В тот день мы проехали больше ста шестидесяти километров. Устраиваясь на ночлег, я прикинул, что до LG-125 осталось не больше пятидесяти. Впрочем, я мог ошибаться, потому что Дэвис ревниво относился к своей навигации и уклонялся от моих вопросов. На моей карте аэродром отмечен не был, и мне приходилось полагаться только на память.
На следующее утро, 17 сентября, мы проехали два часа. Дэвис, следивший за спидометром, велел водителю остановиться, влез на спинку своего кресла и внимательно осмотрел горизонт. Позади, будто кильватерный след корабля, уходила вдаль оставленная нами колея, и больше ничего не было видно, кроме гладкой волнистой пустыни с мелким, как мука, песком, забросанным блестящими серыми валунами. От Бир-Джерари мы удалились на двести двадцать пять километров по азимуту в сто сорок градусов и, если верить расчетам Дэвиса, уже должны были попасть на аэродром. На деле мы очутились в другом месте, и Дэвис это понимал. Но он также знал, что от цели нас отделяют лишь несколько километров. Я, осмотревшись по сторонам, как ни странно, тоже проникся его уверенностью, хотя бесплодная пустыня вокруг оптимизма не внушала. Спустившись, Дэвис объявил:
– Скоро найдем.
– А что мы ищем? – спросил я, поскольку прежде на LG-125 не бывал.
– Хвост разбитого «харрикейна», воткнувшегося носом в песок.
По указаниям Дэвиса мы медленно проехали три километра строго на запад, затем еще три строго на юг, затем по три на восток и на север. Квадрат замкнулся, а «харрикейн» мы так и не обнаружили. Тогда Дэвис распорядился проехать по квадрату со стороной в шесть километров, и на середине второй стороны я похлопал его по макушке и указал на запад, где виднелось что-то непохожее на окружающую пустыню.
– Не оно ли?
– Может быть, – ответил Дэвис, приглядевшись.
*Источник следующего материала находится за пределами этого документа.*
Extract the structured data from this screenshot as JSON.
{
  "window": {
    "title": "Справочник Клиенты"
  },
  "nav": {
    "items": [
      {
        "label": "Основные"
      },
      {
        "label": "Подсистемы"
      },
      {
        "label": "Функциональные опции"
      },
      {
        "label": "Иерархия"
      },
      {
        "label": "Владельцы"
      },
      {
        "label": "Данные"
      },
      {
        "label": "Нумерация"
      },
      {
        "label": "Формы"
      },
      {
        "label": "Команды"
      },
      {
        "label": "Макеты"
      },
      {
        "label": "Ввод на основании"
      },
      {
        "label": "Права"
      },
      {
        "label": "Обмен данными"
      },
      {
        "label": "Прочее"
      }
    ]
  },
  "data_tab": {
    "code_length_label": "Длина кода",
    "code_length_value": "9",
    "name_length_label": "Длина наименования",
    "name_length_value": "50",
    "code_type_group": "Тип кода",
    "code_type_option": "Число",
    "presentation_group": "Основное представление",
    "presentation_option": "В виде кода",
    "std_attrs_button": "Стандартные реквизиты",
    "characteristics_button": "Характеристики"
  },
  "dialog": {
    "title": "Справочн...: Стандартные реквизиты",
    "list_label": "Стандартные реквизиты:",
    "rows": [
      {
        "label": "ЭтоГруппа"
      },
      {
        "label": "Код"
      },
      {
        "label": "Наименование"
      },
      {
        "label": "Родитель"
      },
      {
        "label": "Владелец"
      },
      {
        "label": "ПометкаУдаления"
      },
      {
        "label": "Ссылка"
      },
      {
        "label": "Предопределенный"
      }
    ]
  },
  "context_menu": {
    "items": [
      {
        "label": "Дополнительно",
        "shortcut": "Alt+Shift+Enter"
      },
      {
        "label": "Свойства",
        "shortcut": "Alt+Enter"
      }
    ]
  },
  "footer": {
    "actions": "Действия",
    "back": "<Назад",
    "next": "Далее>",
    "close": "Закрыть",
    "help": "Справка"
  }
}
Опасаясь, что поблизости могут находиться какие-нибудь немцы, мы осторожно подобрались к объекту. Да, это был «харрикейн», воткнувшийся носом в землю, а вокруг показались и другие разбитые и сгоревшие «бленхеймы» и «харрикейны». Убедившись, что достигли цели, мы сделали большой крюк вокруг аэродрома, так что на некоторое время он исчез из виду. Мы искали свежие следы колес, но ничего не нашли. Тогда мы смело пересекли летное поле и, отыскав в дальнем конце несколько старых землянок, в одной разместили раненых, а в другой обустроили врачебный кабинет для Лоусона. Паркер совсем ослаб, и доктор хотел заняться им в спокойной обстановке.
Врагов на аэродроме не оказалось, но и друзей поблизости не было. Выходило, что придется тут задержаться на несколько дней, а в таком случае нам не хватит продовольствия и воды. Я подумал, что на аэродроме получится найти какие-нибудь остатки запасов Королевских ВВС, которые стояли здесь прошлой осенью, а затем поспешно отсюда убрались. Вместе с Уорбриком я отправился на поиски. К Лоусону мы вернулись под вечер, обнаружив более четырехсот литров бензина (в нем мы не испытывали нужды), семь дюжин упаковок галет, двадцать две банки мясных консервов и девяносто литров воды. С этим добром, если понадобится, мы бы просидели тут пять-шесть дней, да еще и на дорогу до Куфры осталось бы. Лоусон решил задержаться на LG-125, пока жив Паркер. Состояние бедняги настолько ухудшилось, что пытаться везти его дальше на грузовике было немыслимо.